Milieurisico's onvoorziene lozingen
Milieurisico's onvoorziene lozingen zijn de risico's voor het milieu door zware ongevallen. Het betreft de ongewenste effecten op het oppervlaktewater. Maar ook onvoorziene lozingen op rioolwaterzuiveringsinstallaties vallen hieronder. Er moet altijd worden voldaan aan de stand der veiligheidstechniek. De resterende risico's moeten alsnog worden beoordeeld op toelaatbaarheid. Daarvoor is een milieurisicoanalyse (MRA) in een aantal gevallen verplicht. Bij zo'n MRA wordt gebruikgemaakt van het risicomodel Proteus, dat door Rijkswaterstaat en de waterschappen beschikbaar is gesteld.
De milieurisicoanalyse
Om milieurisico's te kunnen beoordelen is het nodig om een milieurisicoanalyse (MRA) uit te voeren. Een MRA geeft informatie over:
- het toepassen van de stand der veiligheidstechniek. Dit wordt gecontroleerd aan de hand van de tabellen stand der veiligheidstechniek (pdf, 551 kB).
- de resterende risico’s: kans en omvang van de gevolgen van zware ongevallen voor het oppervlaktewater en de rwzi. De risico’s worden bepaald met behulp van het milieurisicomodel Proteus.
- oordeel over de toelaatbaarheid van de resterende risico's. De risico's worden geplot in het referentiekader in Proteus, waaruit blijkt of ze verwaarloosbaar, toelaatbaar of verhoogd zijn.
Veiligheidsrapport verplicht tot opstellen MRA
Bedrijven die volgens artikel 4.14 van het Besluit activiteiten leefomgeving (Bal) Klik hier voor uitleg over dit begrip (opent in popup) verplicht zijn een Veiligheidsrapport te maken, moeten een MRA opstellen. Een Seveso-inrichting Klik hier voor uitleg over dit begrip (opent in popup) heeft onder de Omgevingswet altijd een omgevingsvergunning nodig. Zie Bal paragraaf 3.3.1 artikel 3.50.

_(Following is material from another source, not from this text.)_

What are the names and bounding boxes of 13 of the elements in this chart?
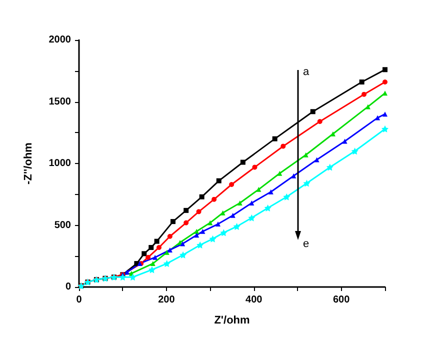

Drempelwaarden bepalen wanneer in overige gevallen een MRA verplicht is. Het opstellen van een MRA kan noodzakelijk zijn voor het verkrijgen van een vergunning voor niet Seveso-inrichtingen. Dit geldt voor bedrijven waar bepaalde waterbezwaarlijke stoffen in grotere hoeveelheden aanwezig zijn dan de drempelwaarden. Hiervoor zijn de drempelwaarden in het Informatiedocument Integrale aanpak van risico’s van onvoorziene Lozingen leidend. Zie ook Besluit kwaliteit leefomgeving (Bkl), bijlage XVIII onder B.
Voorbeeld MRA, controlelijst, volledigheidsbeoordeling, tabellen stand der veiligheidstechniek
Er is een voorbeeld MRA (pdf, 523 kB) beschikbaar om te helpen bij het goed uitvoeren van een milieurisicoanalyse. In het voorbeeld MRA is een toelichting voorbeeld MRA (pdf, 1.2 MB) beschikbaar en de verplichte controlelijst volledigheidsbeoordeling MRA (pdf, 175 kB). Onderdeel van de milieurisicoanalyse vormen ook de tabellen stand der veiligheidstechniek (pdf, 551 kB).
Proteus
Voor het vaststellen van de risico's heeft Rijkswaterstaat de applicatie Proteus ontwikkeld. Met dit risicomodel kunnen bedrijven de voor hen relevante scenario’s modelleren en de risico's inzichtelijk maken. Rijkswaterstaat en de waterschappen beheren deze applicatie.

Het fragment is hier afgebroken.